Turn every stone
Shutting down fields and facilities forms a natural part of petroleum activities. Before production ceases, it is important that all measures which could provide profitable production have been assessed.
When a facility ceases to be used,
the area must be cleaned up
Tie-back of new discoveries can extend
the producing life of many facilities
(Photo: Aker Solutions)
Continuous technological progress, field development and tie-back of new discoveries may help to extend producing life. But the point will eventually be reached when the cost of continued production from a field is higher than the revenues generated by its own output and from any possible tied-back fields. The decision will then be taken to shut down and begin the work of removing the facilities. Estimating precise cessation dates for the various fields and installations is difficult, since they will depend on several factors. These could include oil and gas prices, expected developments in production, improved production techniques, operating and maintenance costs, and the technical condition and producing life of the installations. In addition to uncertainty over shutdown, the launch date and duration of the actual cessation project may be uncertain.

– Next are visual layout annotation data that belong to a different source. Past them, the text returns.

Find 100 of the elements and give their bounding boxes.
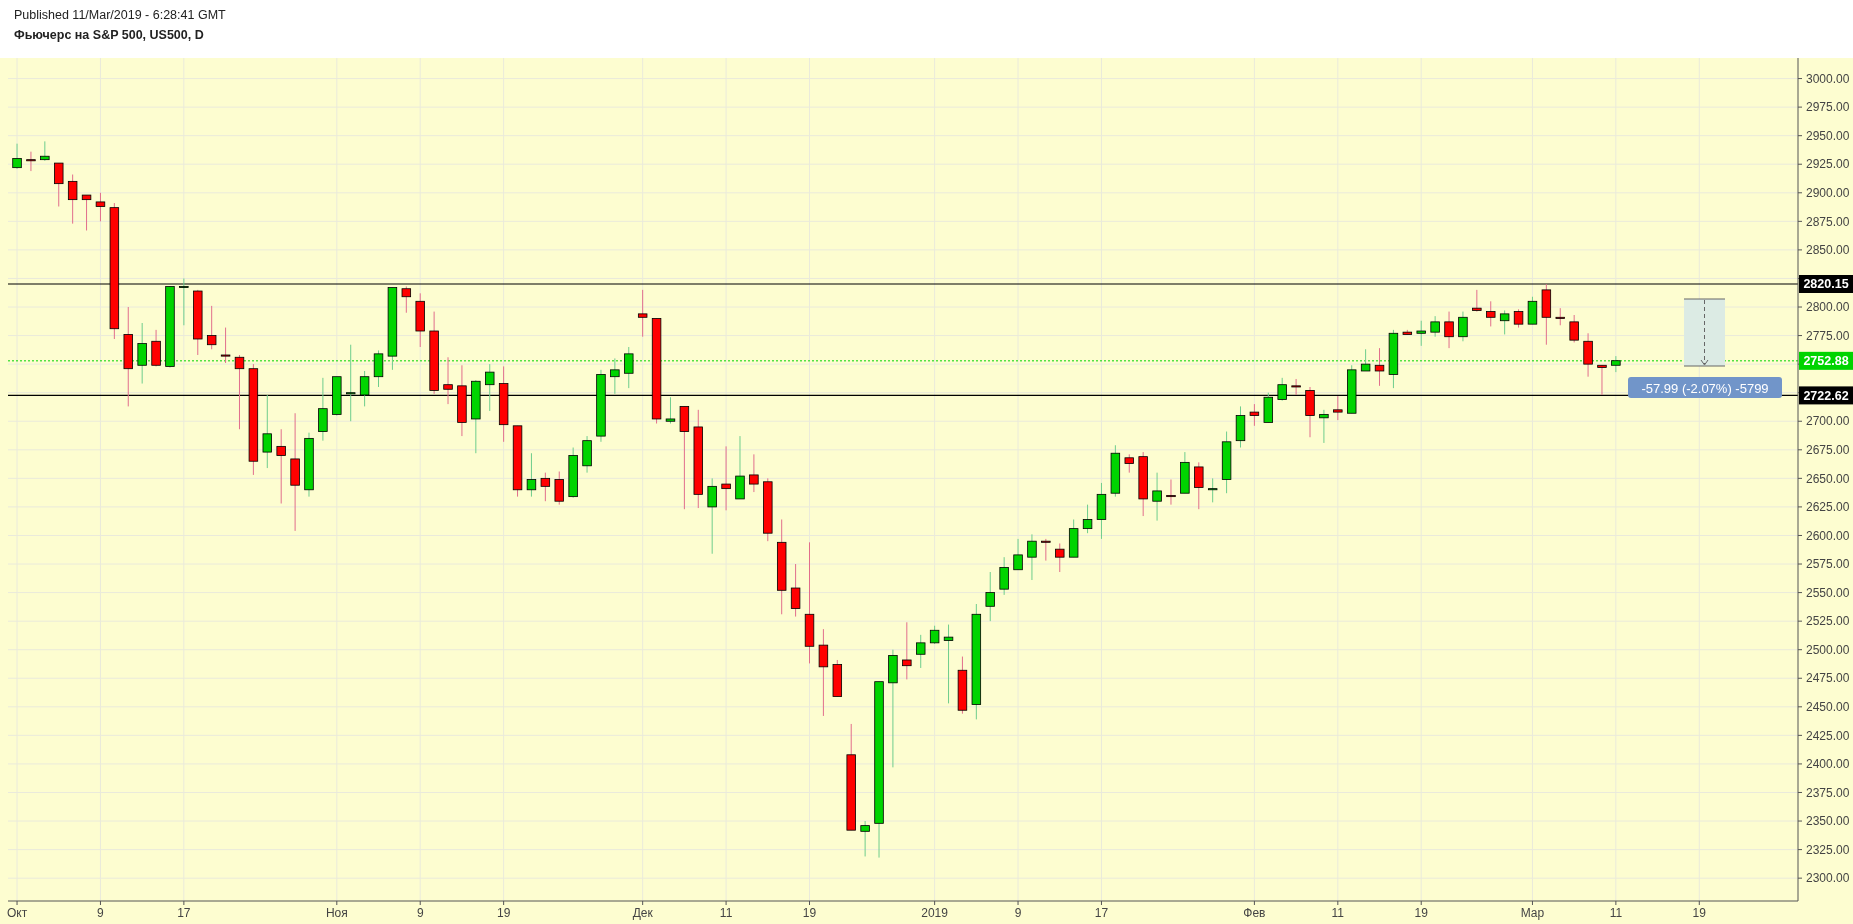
candlestick xyxy=(902,621,912,680)
candlestick xyxy=(1486,300,1496,327)
x-tick-label: Дек xyxy=(632,906,654,920)
candlestick xyxy=(1513,308,1524,329)
candlestick xyxy=(1430,315,1440,338)
candlestick xyxy=(67,174,78,225)
candlestick xyxy=(95,192,106,222)
x-tick-label: 19 xyxy=(496,906,511,920)
x-tick-label: 9 xyxy=(97,906,105,920)
y-tick-label: 2525.00 xyxy=(1806,614,1850,629)
y-tick-label: 2375.00 xyxy=(1806,785,1850,800)
y-tick-label: 2475.00 xyxy=(1806,671,1850,686)
x-tick-label: 11 xyxy=(1609,906,1623,920)
y-tick-label: 2500.00 xyxy=(1806,642,1850,657)
candlestick xyxy=(1458,311,1468,342)
candlestick xyxy=(40,140,50,162)
candlestick xyxy=(26,151,36,172)
candlestick xyxy=(81,194,92,231)
candlestick xyxy=(916,634,926,669)
x-tick-label: 2019 xyxy=(921,906,949,920)
candlestick xyxy=(1583,332,1593,378)
candlestick xyxy=(985,571,995,622)
x-tick-label: 19 xyxy=(1414,906,1429,920)
candlestick xyxy=(1416,320,1426,347)
y-tick-label: 2325.00 xyxy=(1806,842,1850,857)
candlestick xyxy=(790,563,801,618)
x-tick-label: Фев xyxy=(1243,906,1266,920)
candlestick xyxy=(1124,453,1134,474)
candlestick xyxy=(1499,309,1510,335)
candlestick xyxy=(1013,538,1023,571)
candlestick xyxy=(721,445,731,511)
x-tick-label: 19 xyxy=(802,906,817,920)
x-tick-label: 11 xyxy=(1331,906,1345,920)
y-tick-label: 2350.00 xyxy=(1806,814,1850,829)
candlestick xyxy=(1207,477,1218,503)
candlestick xyxy=(54,162,64,207)
y-tick-label: 2400.00 xyxy=(1806,757,1850,772)
candlestick xyxy=(276,428,286,504)
candlestick xyxy=(526,452,537,498)
y-tick-label: 2425.00 xyxy=(1806,728,1850,743)
y-tick-label: 2875.00 xyxy=(1806,214,1850,229)
ref-line-label: 2752.88 xyxy=(1803,354,1849,369)
candlestick xyxy=(1569,314,1579,343)
candlestick xyxy=(1194,461,1204,510)
y-tick-label: 2675.00 xyxy=(1806,443,1850,457)
y-tick-label: 2800.00 xyxy=(1806,300,1850,315)
y-tick-label: 3000.00 xyxy=(1806,71,1850,86)
x-tick-label: Окт xyxy=(6,906,28,920)
candlestick xyxy=(943,624,954,704)
ref-line-label: 2820.15 xyxy=(1803,277,1849,292)
ref-line-label: 2722.62 xyxy=(1803,388,1849,403)
y-tick-label: 2925.00 xyxy=(1806,157,1850,172)
candlestick xyxy=(1027,533,1037,581)
x-tick-label: 9 xyxy=(1014,906,1022,920)
y-tick-label: 2975.00 xyxy=(1806,100,1850,115)
candlestick xyxy=(220,327,231,364)
text: Published 11/Mar/2019 - 6:28:41 GMT xyxy=(14,8,227,22)
candlestick xyxy=(1527,296,1538,325)
candlestick xyxy=(540,472,551,502)
y-tick-label: 2600.00 xyxy=(1806,528,1850,543)
annotation: -57.99 (-2.07%) -5799 xyxy=(1641,380,1769,396)
candlestick xyxy=(707,477,717,555)
x-tick-label: 17 xyxy=(1094,906,1109,920)
y-tick-label: 2900.00 xyxy=(1806,185,1850,200)
candlestick xyxy=(735,435,745,500)
candlestick xyxy=(637,289,648,338)
candlestick xyxy=(12,143,22,170)
candlestick xyxy=(1152,472,1162,522)
candlestick xyxy=(929,625,940,645)
y-tick-label: 2650.00 xyxy=(1806,471,1850,486)
candlestick xyxy=(1472,289,1482,313)
candlestick xyxy=(1444,311,1454,349)
x-tick-label: Мар xyxy=(1520,906,1545,920)
candlestick xyxy=(1041,538,1051,562)
y-tick-label: 2775.00 xyxy=(1806,328,1850,343)
candlestick xyxy=(1055,542,1065,573)
candlestick xyxy=(1249,403,1260,427)
x-tick-label: 9 xyxy=(416,906,424,920)
x-tick-label: Ноя xyxy=(325,906,348,920)
x-tick-label: 17 xyxy=(177,906,191,920)
chart-title: Фьючерс на S&P 500, US500, D xyxy=(14,28,204,42)
candlestick xyxy=(860,820,870,857)
y-tick-label: 2700.00 xyxy=(1806,414,1850,429)
y-tick-label: 2450.00 xyxy=(1806,700,1850,715)
y-tick-label: 2575.00 xyxy=(1806,557,1850,572)
candlestick xyxy=(999,556,1009,596)
candlestick xyxy=(1166,479,1176,506)
candlestick xyxy=(749,453,759,493)
candlestick xyxy=(1082,504,1093,534)
y-tick-label: 2300.00 xyxy=(1806,871,1850,886)
x-tick-label: 19 xyxy=(1692,906,1707,920)
y-tick-label: 2950.00 xyxy=(1806,128,1850,143)
y-tick-label: 2850.00 xyxy=(1806,243,1850,258)
candlestick xyxy=(624,346,634,389)
candlestick xyxy=(151,329,161,367)
candlestick xyxy=(206,305,217,350)
candlestick xyxy=(1374,347,1385,387)
y-tick-label: 2550.00 xyxy=(1806,585,1850,600)
x-tick-label: 11 xyxy=(719,906,733,920)
candlestick xyxy=(554,471,564,506)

Fields which are or could shut down within five years
Up to 25 per cent of fields currently on stream could cease to produce over the coming five-year period. That might sound dramatic, but output from the relevant fields has only a minor impact on total production from the Norwegian continental shelf (NCS). At 31 December 2016, 23 fields had shut down on the NCS. Their output contributed six per cent of total Production.
Changed assumptions affect producing life
When a plan for development and operation (PDO) is submitted to the government, the licensees will have planned how and for how long the field is to produce. This is based on knowledge and data at the submission date. While these early estimates have proved over-optimistic in some cases, fields usually stay on stream longer and produce more than originally expected.
Shutdown and disposal costs over the past five years totalled NOK 32.5 billion and NOK 8.5 billion respectively in 2016 value. These amounts are large viewed in isolation, but small compared with expenditure on exploration, development and operation and with revenues from the Fields.
Regulations for shutdown and disposal
Cessation of petroleum activities and disposal of facilities are regulated by chapter 5 of the Petroleum Act. This specifies requirements for a decommissioning plan as well as rules on notifying termination of use, the disposal decision, liability, encumbrances and takeover by the state.
Frigg is the largest field on the NCS so far to have completed the disposal of its facilities. Production ceased in 2004 after 27 years on stream. Offshore disposal work began in 2005 and this extensive job was finalised in 2010.